The template identifier you use in the API or CLI can be:
- Provider + name:
aws/splunk_minimal_aws(recommended) - Name only:
splunk_minimal_aws(searched across all provider dirs) - With extension:
splunk_minimal_aws.yml
| Template | Description |
|---|---|
splunk_minimal_aws.yml |
Single Splunk server (minimal). |
splunk_linux_aws.yml |
Splunk + Linux servers. |
splunk_windows_aws.yml |
Splunk + Windows. |
splunk_windows_kali_aws.yml |
Splunk + Windows + Kali. |
splunk_ad_aws.yml |
Splunk + Active Directory style layout. |
splunk_es_aws.yml |
Splunk + Enterprise Security. |
splunk_soar_aws.yml |
Splunk + SOAR. |
splunk_zeek_windows_aws.yml |
Splunk + Zeek + Windows. |
| Template | Description |
|---|---|
splunk_minimal_azure.yml |
Single Splunk server. |
splunk_linux_azure.yml |
Splunk + Linux. |
splunk_windows_azure.yml |
Splunk + Windows. |
splunk_full_azure.yml |
Full stack. |
splunk_ad_azure.yml |
Splunk + AD. |
splunk_es_azure.yml |
Splunk + Enterprise Security. |
| Template | Description |
|---|---|
splunk_minimal_gcp.yml |
Single Splunk server. |
splunk_linux_gcp.yml |
Splunk + Linux. |
splunk_windows_gcp.yml |
Splunk + Windows. |
splunk_ad_gcp.yml |
Splunk + AD. |
splunk_es_gcp.yml |
Splunk + Enterprise Security. |
splunk_zeek_windows_gcp.yml |
Splunk + Zeek + Windows. |
Exact contents (instance types, images, roles) may vary; use the file or the API GET /templates/<provider>/<name> to inspect.

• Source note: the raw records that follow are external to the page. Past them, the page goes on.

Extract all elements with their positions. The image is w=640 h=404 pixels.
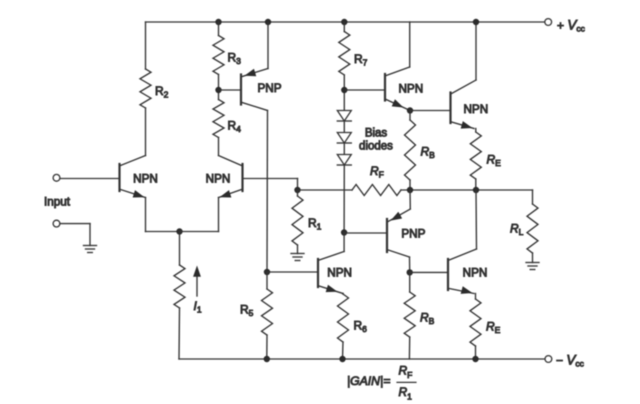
svg-text:NPN: NPN [206,173,231,186]
svg-text:PNP: PNP [401,228,425,241]
svg-text:Input: Input [44,196,71,209]
svg-text:=: = [384,374,391,388]
svg-text:NPN: NPN [463,266,488,279]
svg-text:|GAIN|: |GAIN| [347,374,383,388]
svg-text:Bias: Bias [365,128,388,140]
svg-text:NPN: NPN [398,83,423,96]
svg-text:NPN: NPN [463,103,488,116]
svg-text:PNP: PNP [257,82,281,95]
svg-text:NPN: NPN [327,267,352,280]
svg-text:diodes: diodes [359,141,393,153]
svg-text:NPN: NPN [133,173,158,186]
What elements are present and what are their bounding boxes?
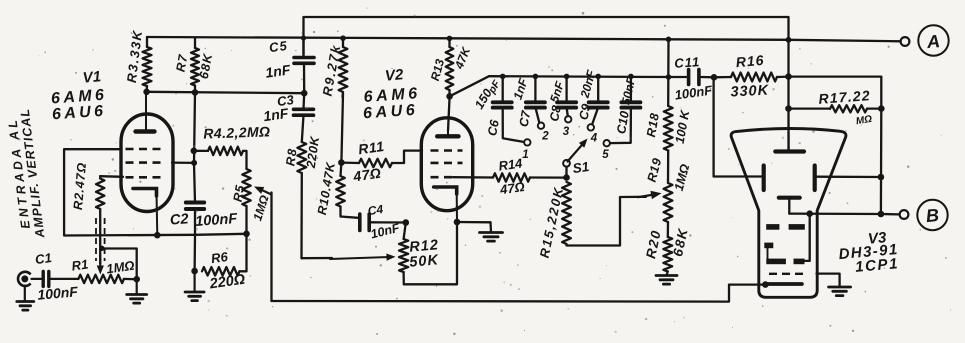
wire C6 top lead xyxy=(502,76,504,100)
wire V1 suppressor to R2 top xyxy=(100,175,123,178)
wire C10 top lead xyxy=(630,77,632,101)
wire C9 top lead xyxy=(597,76,599,100)
resistor R7 xyxy=(191,48,199,86)
wire screen grid line xyxy=(172,161,194,164)
resistor R17 xyxy=(830,105,867,112)
wire V1 grid loop xyxy=(64,149,246,235)
connector input jack xyxy=(18,272,31,286)
svg-text:2: 2 xyxy=(541,131,549,143)
ground R20 xyxy=(656,276,677,285)
wire R1 ground stem xyxy=(136,279,138,294)
wire gun electrode lead xyxy=(805,214,810,261)
node right plate to B riser xyxy=(878,174,885,181)
resistor R13 xyxy=(446,47,454,90)
CRT right deflection plate xyxy=(813,166,817,191)
wire jack stem xyxy=(24,286,26,301)
wire right riser to B xyxy=(880,109,883,214)
svg-text:R4.2,2MΩ: R4.2,2MΩ xyxy=(203,123,271,141)
ground R1 xyxy=(127,295,147,304)
wire rail to R18 xyxy=(667,39,670,106)
wire top outer rail xyxy=(304,17,789,55)
wire C7 top lead xyxy=(534,76,536,100)
wire C4 to R12 top xyxy=(371,221,406,223)
wire R5 wiper riser to bottom rail xyxy=(270,193,272,302)
potentiometer R12 xyxy=(399,239,408,272)
wire R18 to R19 xyxy=(667,151,670,184)
resistor R20 xyxy=(663,237,672,272)
wire cathode to ground xyxy=(457,221,491,224)
wire CRT neck dashes to ground xyxy=(817,274,840,287)
wire C3 top lead xyxy=(302,93,305,109)
CRT grid dashes in neck xyxy=(769,273,805,275)
node rail at R18 column xyxy=(666,37,672,43)
wire R15 bottom to R19 wiper xyxy=(567,197,647,246)
wire vertical through R16-R17 nodes xyxy=(787,40,789,151)
svg-text:B: B xyxy=(925,205,940,226)
node cap rail at C6 xyxy=(500,74,506,80)
svg-text:V1: V1 xyxy=(82,68,102,87)
wire B line xyxy=(789,212,899,215)
svg-text:C4: C4 xyxy=(367,202,384,218)
node R6 left xyxy=(191,268,198,275)
tube V1 plate xyxy=(136,129,155,133)
node R5 bottom xyxy=(243,231,250,238)
wire C2 to cathode line xyxy=(194,209,196,235)
wire R7 top lead xyxy=(194,38,196,49)
tube V2 grid g2 xyxy=(431,162,463,165)
node S1 junction xyxy=(563,174,570,181)
node cap rail at C10 xyxy=(628,74,634,80)
node rail at R13 xyxy=(447,36,453,42)
potentiometer R5 xyxy=(242,169,250,206)
CRT lower plate xyxy=(779,196,800,200)
svg-text:R5: R5 xyxy=(231,183,248,203)
resistor R14 xyxy=(493,173,530,181)
svg-text:A: A xyxy=(925,31,941,52)
wire R20 ground stem xyxy=(667,272,668,276)
CRT gun electrode small xyxy=(764,243,773,249)
terminal B post xyxy=(900,210,909,219)
wire R10 to C4 xyxy=(341,207,359,218)
capacitor C10 xyxy=(621,102,640,107)
wire R3 top lead xyxy=(146,37,148,47)
tube V2 grid g3 xyxy=(431,176,454,179)
CRT gun electrode row2 left xyxy=(766,259,786,265)
resistor R8 xyxy=(297,142,306,173)
node screen grid junction xyxy=(191,160,197,166)
resistor R11 xyxy=(359,159,392,167)
wire V2 cathode lead xyxy=(456,192,458,222)
wire C3-R8 lead xyxy=(302,115,304,142)
node outer rail joins A rail xyxy=(786,37,792,43)
node B junction xyxy=(878,211,885,218)
node C11-R16-plate junction xyxy=(711,74,718,81)
switch contact 2 xyxy=(538,123,544,129)
capacitor C4 xyxy=(360,214,369,230)
wire lower plate lead to B line xyxy=(788,199,790,214)
wire R7 column down to screen grid xyxy=(194,92,195,163)
tube V1 envelope xyxy=(121,114,173,212)
wire C11 left lead xyxy=(669,76,687,78)
wire R11 to V2 grid xyxy=(392,151,422,163)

A template has the same layout as a configuration file:
-
general —
attack_range_password,cloud_provider,attack_range_name,ip_whitelist,description. Noattack_range_idorstatus(those are set when creating a range from the template). -
Provider block — Either
aws,azure, orgcpwith region, tags, and (for AWS) optional key/image defaults. -
attack_range — List of servers. Each server has:
name,instance_type,ip_last_octet,linuxorwindows,user_name- Provider-specific image/AMI fields (e.g.
ami_name_filter/ami_ownerfor AWS,image_publisher/image_offer/image_skufor Azure) - roles — Ansible roles (and
vars) applied to that host (e.g.P4T12ICK.ludus_ar_splunk,P4T12ICK.ar_guacamole,P4T12ICK.ludus_ar_windows,P4T12ICK.ar_kali)
- API
GET /templates— List all templates (optionally with provider availability).GET /templates/<provider>/<name>— Full content of one template (YAML as JSON).
- CLI — No direct “list templates” command; use the templates dir or the API. Build references a template by name:
build -t aws/splunk_minimal_aws.
- Copy an existing template from
templates/<provider>/(e.g.splunk_windows_aws.yml). - Put it in the same provider directory (or a custom location and reference by path if your workflow supports it).
- Edit:
- general — description, password, whitelist.
- attack_range — add/remove servers, change instance types, adjust roles and vars.
- Do not set
attack_range_idorstatus; those are set when a range is created from the template. - Use the new file as the template in the app or API (e.g.
build -t aws/my_custom_template).
Templates are read at build start; the saved config in config/<attack_range_id>.yml is the one updated with status, WireGuard, and sharing. See Configuration and Ansible Roles for role names and variables.